The basics of points, remain that it has always been of the utmost of challenge to feel a sense of belonging to my most biological of family. And while I have done much to accept this, as the way things go, it only angers and upsets my mother, who has continued to try and change me, to the detriment of herself. I've asked her to try and accept this for her own sake and well-being, and that things will probably actually start to feel better.
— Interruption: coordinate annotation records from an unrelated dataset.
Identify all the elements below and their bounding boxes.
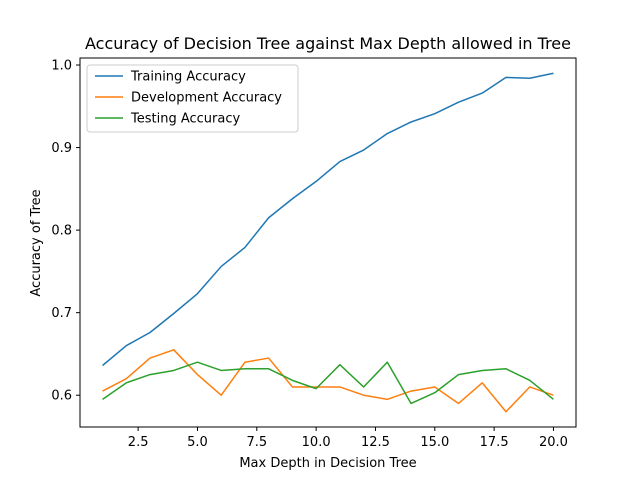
y-axis: 0.6 0.7 0.8 0.9 1.0 [51, 59, 80, 404]
y-tick-label: 0.7 [51, 306, 72, 321]
plot-area [79, 57, 577, 428]
y-tick-label: 0.9 [51, 141, 72, 156]
y-tick-label: 0.6 [51, 389, 72, 404]
legend-label: Training Accuracy [130, 70, 246, 85]
y-axis-label: Accuracy of Tree [29, 189, 44, 296]
legend-label: Development Accuracy [131, 91, 282, 106]
series-line-development-accuracy [102, 349, 554, 413]
y-tick-label: 0.8 [51, 224, 72, 239]
x-tick-label: 20.0 [539, 435, 568, 450]
x-tick-label: 17.5 [480, 435, 509, 450]
x-axis: 2.5 5.0 7.5 10.0 12.5 15.0 17.5 20.0 [128, 427, 568, 450]
y-tick-label: 1.0 [51, 59, 72, 74]
legend-label: Testing Accuracy [130, 112, 240, 127]
x-tick-label: 10.0 [302, 435, 331, 450]
legend: Training Accuracy Development Accuracy Tes… [86, 64, 299, 133]
chart-title: Accuracy of Decision Tree against Max De… [85, 34, 571, 53]
x-tick-label: 12.5 [361, 435, 390, 450]
legend-box [86, 64, 299, 133]
series-lines [102, 72, 554, 413]
x-tick-label: 2.5 [128, 435, 149, 450]
series-line-testing-accuracy [102, 361, 554, 405]
plot-frame [79, 57, 577, 428]
x-tick-label: 15.0 [420, 435, 449, 450]
x-axis-label: Max Depth in Decision Tree [239, 456, 416, 471]
x-tick-label: 5.0 [187, 435, 208, 450]
x-tick-label: 7.5 [246, 435, 267, 450]
series-line-training-accuracy [102, 72, 554, 367]
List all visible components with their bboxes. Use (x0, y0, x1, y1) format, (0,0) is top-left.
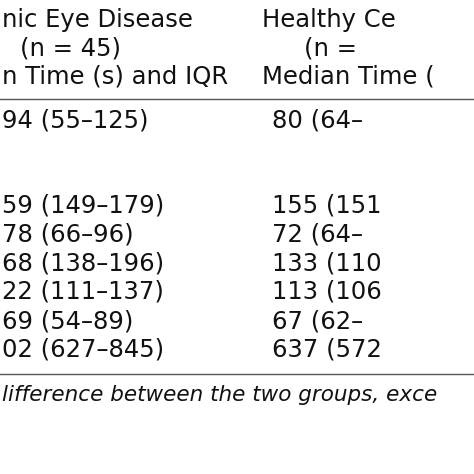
Text: 69 (54–89): 69 (54–89) (2, 309, 133, 333)
Text: n Time (s) and IQR: n Time (s) and IQR (2, 64, 228, 88)
Text: (n = 45): (n = 45) (20, 36, 121, 60)
Text: 133 (110: 133 (110 (272, 251, 382, 275)
Text: 113 (106: 113 (106 (272, 280, 382, 304)
Text: 78 (66–96): 78 (66–96) (2, 222, 134, 246)
Text: 94 (55–125): 94 (55–125) (2, 108, 148, 132)
Text: 68 (138–196): 68 (138–196) (2, 251, 164, 275)
Text: 59 (149–179): 59 (149–179) (2, 193, 164, 217)
Text: lifference between the two groups, exce: lifference between the two groups, exce (2, 385, 437, 405)
Text: 80 (64–: 80 (64– (272, 108, 363, 132)
Text: Median Time (: Median Time ( (262, 64, 435, 88)
Text: (n =: (n = (304, 36, 370, 60)
Text: 02 (627–845): 02 (627–845) (2, 338, 164, 362)
Text: nic Eye Disease: nic Eye Disease (2, 8, 193, 32)
Text: 155 (151: 155 (151 (272, 193, 382, 217)
Text: 637 (572: 637 (572 (272, 338, 382, 362)
Text: 22 (111–137): 22 (111–137) (2, 280, 164, 304)
Text: 67 (62–: 67 (62– (272, 309, 363, 333)
Text: 72 (64–: 72 (64– (272, 222, 363, 246)
Text: Healthy Cе: Healthy Cе (262, 8, 396, 32)
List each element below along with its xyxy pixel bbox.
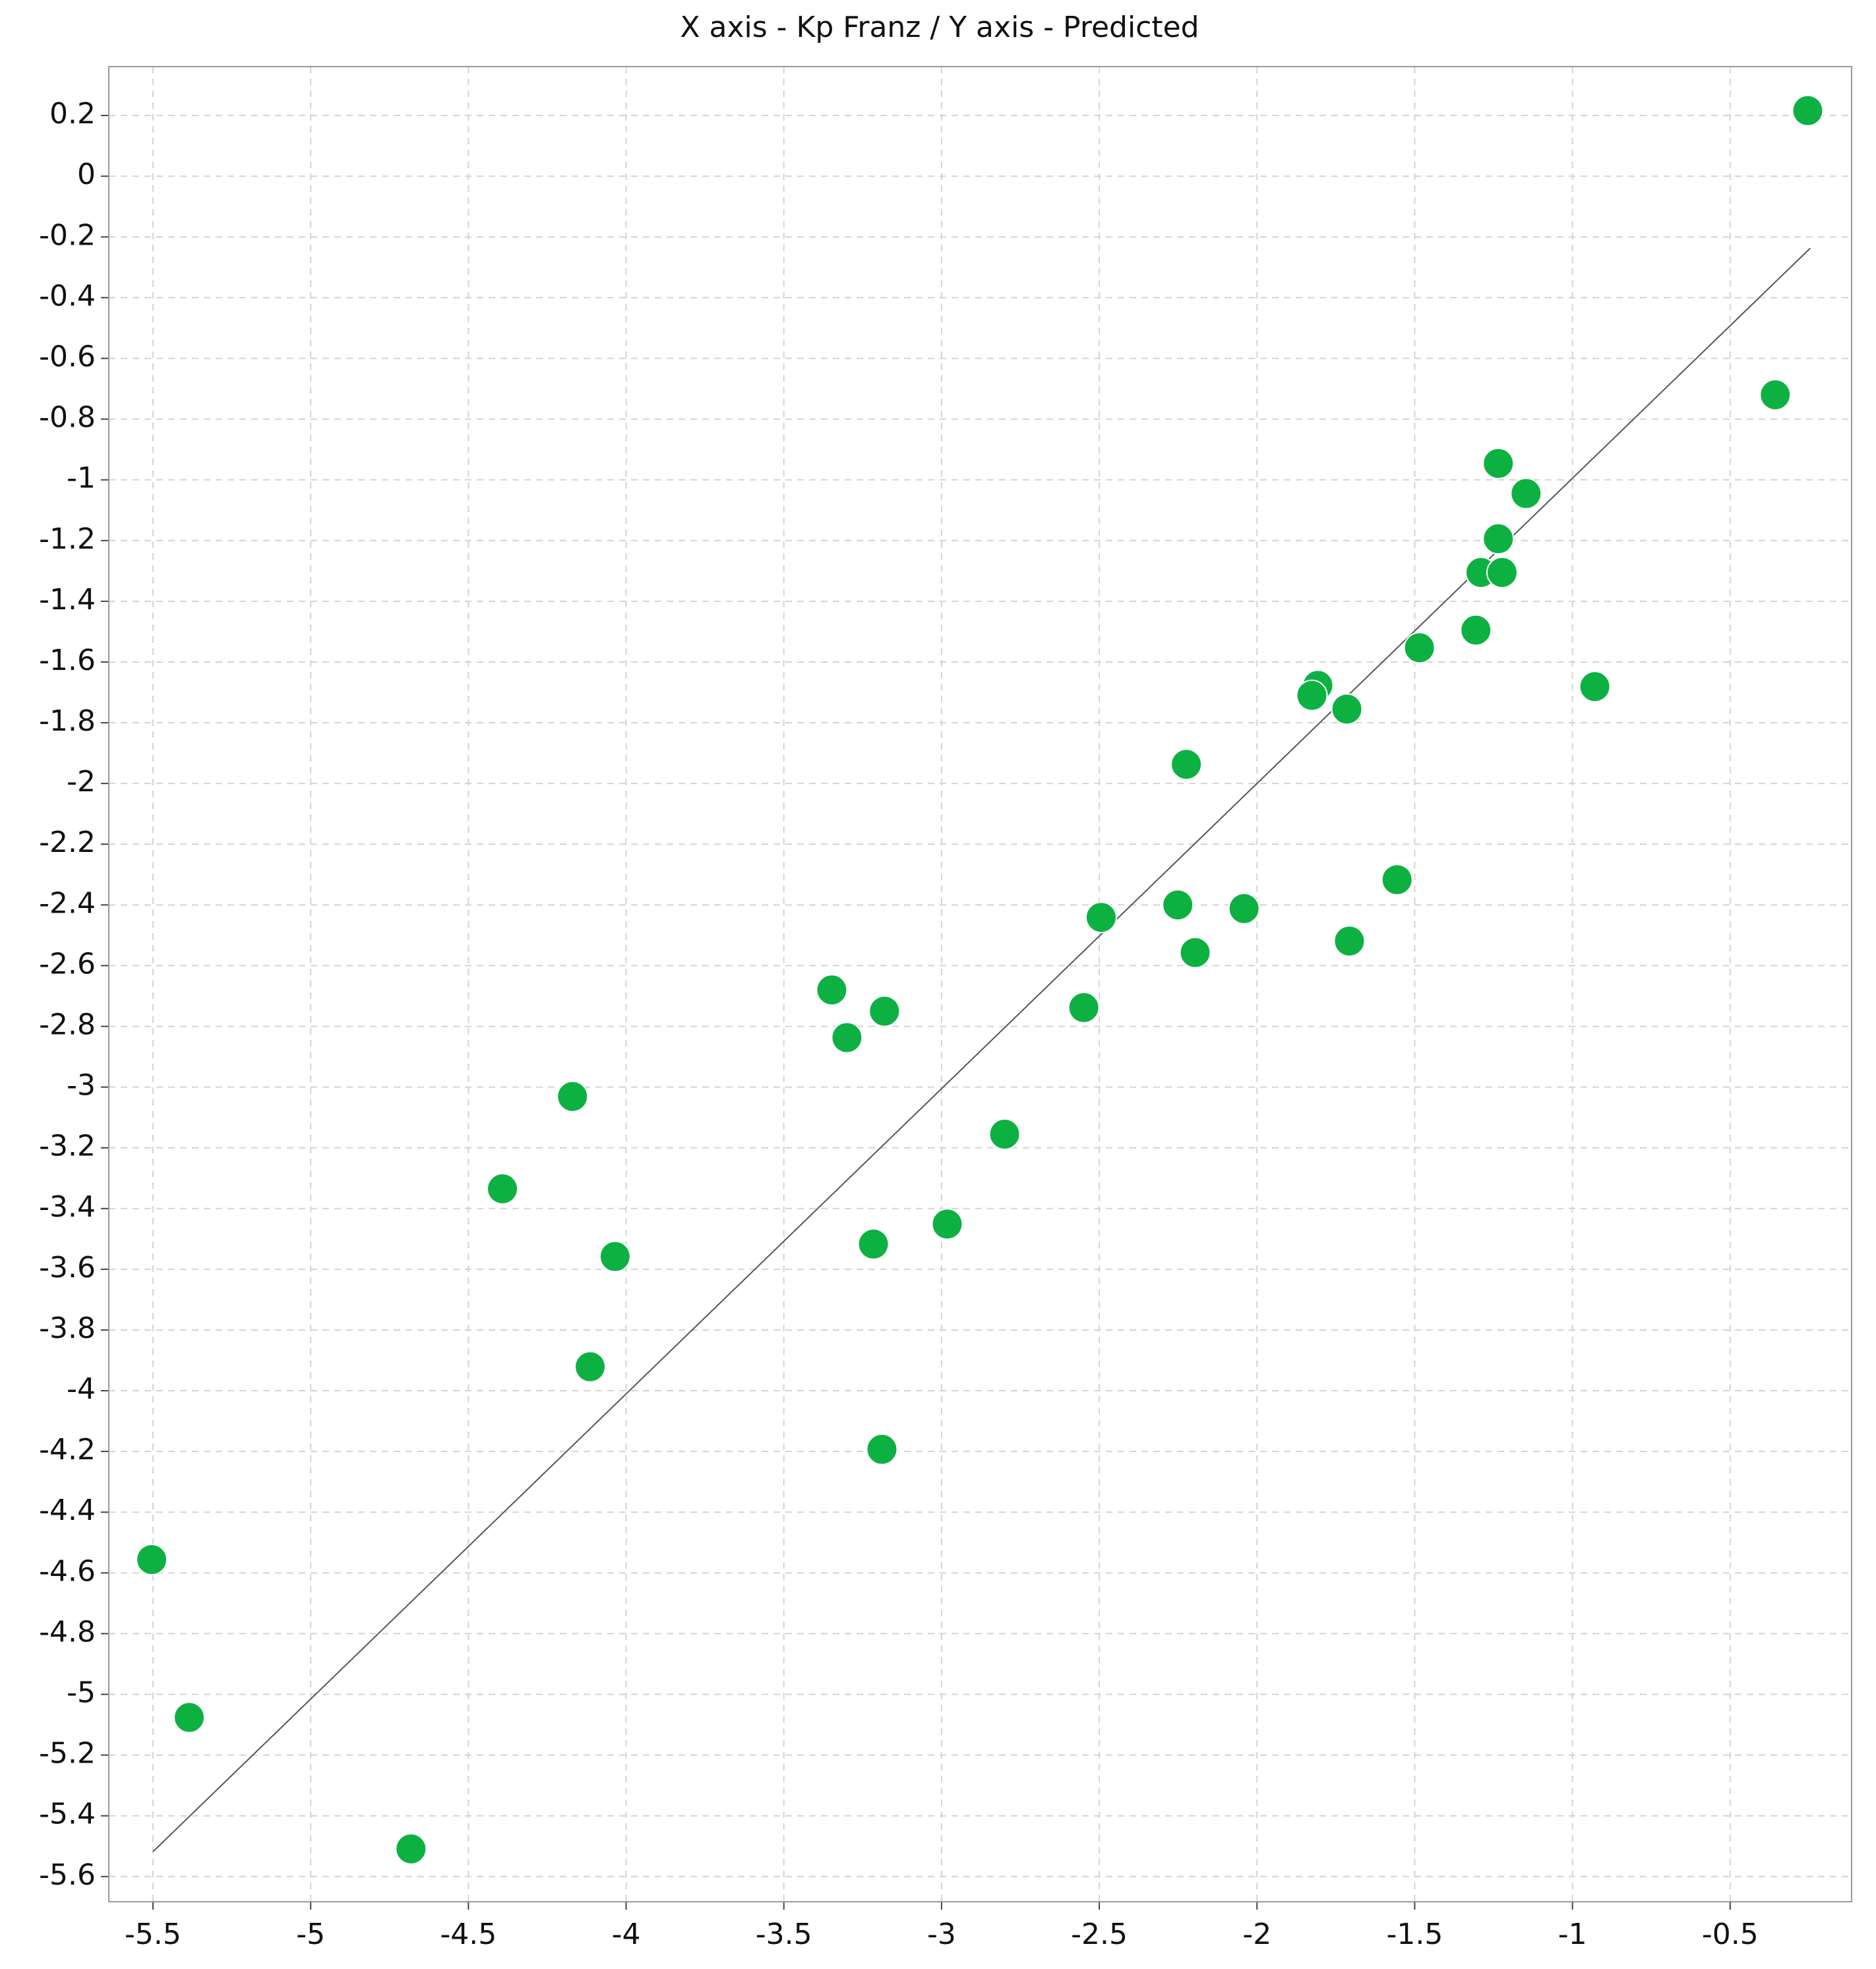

But she has a harder time with this concept.

However, my parents are moving in three weeks to Tucson, Az where the rest of the bio-rellies are now, after being here for 38 years. It's hard on the one hand, but maybe better on another.

And now for the Questions:

1. Define family
Family can be people who live together or not, who are woven together in some sort of tapestry through something that brought them together. They attempt the work that it takes to function as a unit, a team, and accept that no matter what, it does indeed take a lot of work to be family. Communication is the key in any kind of family. To me the truest sense of family are those who know you best and accept you for who you are, and therefore you feel freest to live the truth of yourself when you are around such people. Sometimes this still can take effort, as well. But all things worth it, does. Family could be biological, or they could be dear friends, [many of mine are] or the partners we live with, married or not, or any of the combinations thereof. Family are the people we love and who love us and inspire and sustain us.

2. Who is part of your family now?
In my most immediate family, I live with joscobo. I often call him, my partner, and we often refer to ourselves as a team. I think this is our 3rd year living together. I have various for not getting married, and so far, so does he. And yes, we have talked muchly about the legal ramifications, like emergency situations and visitation. That's my biggest concern at the moment, and wills, and providing for... Insurance has also come up, but domestic partners seems to only refer to same sex partners, so yeah... why not just get married... sigh.

I also have many good friends, whom I love and adore, some of which, we have mutually referred to each other as "family"-- and it has just felt exactly such.

My bio-brother also adopted his wife's kids last year, and when I met them for the first time, I was charmed from the start. It doesn't matter that they are Guatemalan and that I am white as snow, and that their baby half sister, my bio-niece, looks Asian because of the Euro-Guatemalan mix. I feel they are all equally mine. Love those three kids!

Not to mention my first niece, is my friend's daughter, and she was the first one EVER to call me "TIA"... since she could talk. I've been treated as an aunt by her, since before my bio-bro ever had kids. So, I am called a "Tia" by FOUR kids, and only ONE of them is a "bio" kid. I tell people I have one nephew and three nieces, because I do.

I already mentioned my bio-parents, and they're moving to Tucson where my bro and his family are, and a few other bio rellies, and I only have a few other bio rellies in the mid-west, but they never talk to me and vice versa, and they don't really know anything about me.

3. What has been your general experience with being part of a non-nuclear and/or non-blood family?
Being a part of a family, any kind of family, in my experience, takes work and cooperation. It takes a lot of communication, patience, and understanding. It takes time set aside to sit down and talk about what the needs are for the family/relationship. It takes teamwork and a concerted effort to make things work. It is only my experience that I've been easier able to do this with non-blood family, perhaps because of some of the elements mentioned above. They see the real me, and therefore understand me better, as we are getting along in the "everyday" and therefore the communication that needs to take place in various family situations have seemed to have better results in the end.

I just wanted to thank lula_neith for creating this community. I think it's a great idea.